Abstract

A simple and sensitive method for the quantitation of 5-methyldeoxycytidine in DNA has been developed by the adaptation of the Randerath 32P-postlabeling technique. Nucleic acids were digested to 3′-monophosphate nucleotides, which were converted to 32P-labeled 3′,5′-bisphosphate nucleotides, the 3′-phosphate was cleaved by the action of nuclease P 1, and the resultant 5′-[ 32P]-monophosphate nucleotides were separated by two-dimensional thin-layer chromatography. Less than 1 μg of DNA was required for the precise quantitation of 5-methyldeoxycytidine content to a detectable limit of 0.01% of the total cytidine residues methylated.

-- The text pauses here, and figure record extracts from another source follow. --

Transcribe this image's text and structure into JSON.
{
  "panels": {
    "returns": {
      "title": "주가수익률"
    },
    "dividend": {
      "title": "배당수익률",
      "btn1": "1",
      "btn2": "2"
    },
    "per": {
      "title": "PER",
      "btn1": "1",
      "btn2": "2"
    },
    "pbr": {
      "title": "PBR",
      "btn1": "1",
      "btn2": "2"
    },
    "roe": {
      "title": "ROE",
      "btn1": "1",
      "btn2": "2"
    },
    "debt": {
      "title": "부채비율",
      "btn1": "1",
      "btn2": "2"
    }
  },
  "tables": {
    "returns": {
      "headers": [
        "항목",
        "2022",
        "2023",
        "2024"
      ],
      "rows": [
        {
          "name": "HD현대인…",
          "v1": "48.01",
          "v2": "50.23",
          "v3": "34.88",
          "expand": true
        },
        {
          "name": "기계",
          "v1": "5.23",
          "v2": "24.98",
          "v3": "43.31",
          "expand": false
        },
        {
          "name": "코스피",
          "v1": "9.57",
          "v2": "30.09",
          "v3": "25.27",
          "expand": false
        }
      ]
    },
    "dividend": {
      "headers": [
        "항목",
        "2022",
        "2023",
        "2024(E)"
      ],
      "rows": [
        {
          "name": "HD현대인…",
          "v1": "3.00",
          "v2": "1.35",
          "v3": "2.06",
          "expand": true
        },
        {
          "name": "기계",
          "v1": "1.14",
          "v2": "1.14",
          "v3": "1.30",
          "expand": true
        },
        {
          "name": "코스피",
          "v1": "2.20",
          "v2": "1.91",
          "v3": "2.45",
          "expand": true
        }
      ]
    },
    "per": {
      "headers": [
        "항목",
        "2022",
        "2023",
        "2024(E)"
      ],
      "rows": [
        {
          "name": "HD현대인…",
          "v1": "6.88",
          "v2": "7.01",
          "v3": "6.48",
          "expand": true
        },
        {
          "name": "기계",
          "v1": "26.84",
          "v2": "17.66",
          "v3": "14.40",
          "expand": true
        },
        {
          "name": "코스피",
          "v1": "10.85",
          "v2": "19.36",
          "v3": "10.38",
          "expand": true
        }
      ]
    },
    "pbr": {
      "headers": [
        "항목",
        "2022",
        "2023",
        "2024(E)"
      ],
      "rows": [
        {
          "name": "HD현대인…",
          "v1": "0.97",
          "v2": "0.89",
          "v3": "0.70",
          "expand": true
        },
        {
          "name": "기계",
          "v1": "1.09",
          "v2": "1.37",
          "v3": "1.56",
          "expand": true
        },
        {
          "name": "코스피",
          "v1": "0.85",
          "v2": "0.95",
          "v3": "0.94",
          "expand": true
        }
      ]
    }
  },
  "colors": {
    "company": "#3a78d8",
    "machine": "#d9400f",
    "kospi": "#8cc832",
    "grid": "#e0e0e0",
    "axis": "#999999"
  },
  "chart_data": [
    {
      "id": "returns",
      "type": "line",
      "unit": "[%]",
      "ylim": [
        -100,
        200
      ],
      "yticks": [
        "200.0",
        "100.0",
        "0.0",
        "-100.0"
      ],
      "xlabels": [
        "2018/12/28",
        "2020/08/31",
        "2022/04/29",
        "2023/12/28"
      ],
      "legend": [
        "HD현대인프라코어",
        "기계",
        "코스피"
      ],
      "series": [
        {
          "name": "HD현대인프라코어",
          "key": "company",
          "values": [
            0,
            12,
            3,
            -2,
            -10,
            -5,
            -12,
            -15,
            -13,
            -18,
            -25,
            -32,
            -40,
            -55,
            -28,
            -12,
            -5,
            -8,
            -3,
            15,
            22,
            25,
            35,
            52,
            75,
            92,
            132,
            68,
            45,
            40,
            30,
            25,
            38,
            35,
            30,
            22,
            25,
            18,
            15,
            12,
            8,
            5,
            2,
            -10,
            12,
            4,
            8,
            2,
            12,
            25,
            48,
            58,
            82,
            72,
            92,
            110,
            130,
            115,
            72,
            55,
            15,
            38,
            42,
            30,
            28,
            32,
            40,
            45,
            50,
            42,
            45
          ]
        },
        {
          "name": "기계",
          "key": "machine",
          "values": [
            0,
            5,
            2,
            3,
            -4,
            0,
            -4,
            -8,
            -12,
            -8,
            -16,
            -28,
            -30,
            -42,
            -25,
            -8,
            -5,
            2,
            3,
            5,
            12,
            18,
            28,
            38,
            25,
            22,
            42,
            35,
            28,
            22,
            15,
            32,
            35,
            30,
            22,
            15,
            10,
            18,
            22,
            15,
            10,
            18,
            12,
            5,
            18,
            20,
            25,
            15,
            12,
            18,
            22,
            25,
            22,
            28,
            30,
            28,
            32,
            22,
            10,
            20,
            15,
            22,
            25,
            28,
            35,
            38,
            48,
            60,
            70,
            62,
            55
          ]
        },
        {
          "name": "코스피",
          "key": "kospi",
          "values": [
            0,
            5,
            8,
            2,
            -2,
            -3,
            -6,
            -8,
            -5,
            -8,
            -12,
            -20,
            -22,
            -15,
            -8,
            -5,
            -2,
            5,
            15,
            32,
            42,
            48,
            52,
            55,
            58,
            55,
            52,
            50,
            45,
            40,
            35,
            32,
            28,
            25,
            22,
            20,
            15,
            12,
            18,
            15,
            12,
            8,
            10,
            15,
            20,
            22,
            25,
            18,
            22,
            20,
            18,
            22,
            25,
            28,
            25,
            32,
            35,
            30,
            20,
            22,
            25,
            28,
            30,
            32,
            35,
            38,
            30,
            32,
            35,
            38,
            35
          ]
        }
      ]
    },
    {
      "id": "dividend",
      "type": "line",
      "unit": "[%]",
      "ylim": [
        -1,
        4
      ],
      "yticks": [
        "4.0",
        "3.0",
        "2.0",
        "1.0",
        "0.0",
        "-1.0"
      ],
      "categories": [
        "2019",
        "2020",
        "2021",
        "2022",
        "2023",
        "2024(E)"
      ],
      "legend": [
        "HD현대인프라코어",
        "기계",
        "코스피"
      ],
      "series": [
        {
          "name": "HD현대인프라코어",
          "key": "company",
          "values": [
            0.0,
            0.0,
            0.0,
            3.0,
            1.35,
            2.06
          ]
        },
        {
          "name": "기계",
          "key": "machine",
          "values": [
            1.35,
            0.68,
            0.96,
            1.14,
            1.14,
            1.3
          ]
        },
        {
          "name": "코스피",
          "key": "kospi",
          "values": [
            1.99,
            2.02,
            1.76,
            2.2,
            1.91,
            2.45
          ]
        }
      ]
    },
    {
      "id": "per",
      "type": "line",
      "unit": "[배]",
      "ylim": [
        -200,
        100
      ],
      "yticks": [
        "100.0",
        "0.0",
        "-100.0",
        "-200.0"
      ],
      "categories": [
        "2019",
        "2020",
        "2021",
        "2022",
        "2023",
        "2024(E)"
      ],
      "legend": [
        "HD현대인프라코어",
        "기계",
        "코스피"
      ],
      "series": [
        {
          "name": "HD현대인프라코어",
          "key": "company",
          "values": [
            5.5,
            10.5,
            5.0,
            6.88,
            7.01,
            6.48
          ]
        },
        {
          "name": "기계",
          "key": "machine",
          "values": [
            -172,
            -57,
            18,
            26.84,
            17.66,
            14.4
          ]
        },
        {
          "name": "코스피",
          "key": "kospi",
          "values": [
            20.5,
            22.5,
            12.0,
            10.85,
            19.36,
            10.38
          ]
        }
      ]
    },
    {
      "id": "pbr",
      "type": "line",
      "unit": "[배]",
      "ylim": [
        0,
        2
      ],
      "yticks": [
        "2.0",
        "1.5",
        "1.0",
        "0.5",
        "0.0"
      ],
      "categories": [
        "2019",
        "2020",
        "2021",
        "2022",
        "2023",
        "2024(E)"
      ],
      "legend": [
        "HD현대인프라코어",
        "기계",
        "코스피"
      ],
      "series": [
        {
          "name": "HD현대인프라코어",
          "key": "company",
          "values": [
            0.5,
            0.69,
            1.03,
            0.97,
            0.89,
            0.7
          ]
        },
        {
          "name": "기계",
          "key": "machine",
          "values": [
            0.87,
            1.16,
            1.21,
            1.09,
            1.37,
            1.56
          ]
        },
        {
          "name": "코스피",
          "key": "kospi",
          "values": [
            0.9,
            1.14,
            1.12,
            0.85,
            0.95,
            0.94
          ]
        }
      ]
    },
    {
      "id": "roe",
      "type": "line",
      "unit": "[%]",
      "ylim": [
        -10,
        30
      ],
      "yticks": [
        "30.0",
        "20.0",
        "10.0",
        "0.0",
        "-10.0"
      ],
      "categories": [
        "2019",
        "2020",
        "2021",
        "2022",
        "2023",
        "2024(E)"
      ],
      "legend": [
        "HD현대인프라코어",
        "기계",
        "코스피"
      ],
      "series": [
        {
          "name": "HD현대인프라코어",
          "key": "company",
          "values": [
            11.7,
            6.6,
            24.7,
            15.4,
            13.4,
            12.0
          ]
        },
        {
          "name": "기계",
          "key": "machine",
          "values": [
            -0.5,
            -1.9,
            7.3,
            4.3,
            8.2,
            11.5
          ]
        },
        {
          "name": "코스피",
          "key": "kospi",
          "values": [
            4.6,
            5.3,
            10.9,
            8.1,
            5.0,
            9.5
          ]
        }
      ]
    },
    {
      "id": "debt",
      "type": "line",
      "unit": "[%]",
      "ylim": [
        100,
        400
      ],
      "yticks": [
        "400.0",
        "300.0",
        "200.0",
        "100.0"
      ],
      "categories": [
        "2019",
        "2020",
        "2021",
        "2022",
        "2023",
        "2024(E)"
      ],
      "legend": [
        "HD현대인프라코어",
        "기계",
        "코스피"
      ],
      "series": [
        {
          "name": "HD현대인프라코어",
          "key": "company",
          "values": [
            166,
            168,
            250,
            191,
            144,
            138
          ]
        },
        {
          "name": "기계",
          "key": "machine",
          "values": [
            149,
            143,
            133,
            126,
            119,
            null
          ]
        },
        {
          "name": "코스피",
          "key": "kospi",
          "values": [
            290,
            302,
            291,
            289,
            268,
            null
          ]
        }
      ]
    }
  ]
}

The genomic 5-methyldeoxycytidine content may thus be quantitated in tissue samples, small or selective cell populations, senescing or terminally differentiating cells, or DNA from any source. We report here, for the first time, the genomic 5-methyldeoxycytidine content of normal human bronchial epithelial and normal human pulmonary mesothelial cells. The chromatographic separation of all of the normal and some of the rare monophosphate deoxyribonucleotides and ribonucleotides has been characterized. Thus, 5-bromodeoxyuridine and the RNA contamination of DNA or the DNA contamination of RNA can also be quantitated during the same analysis.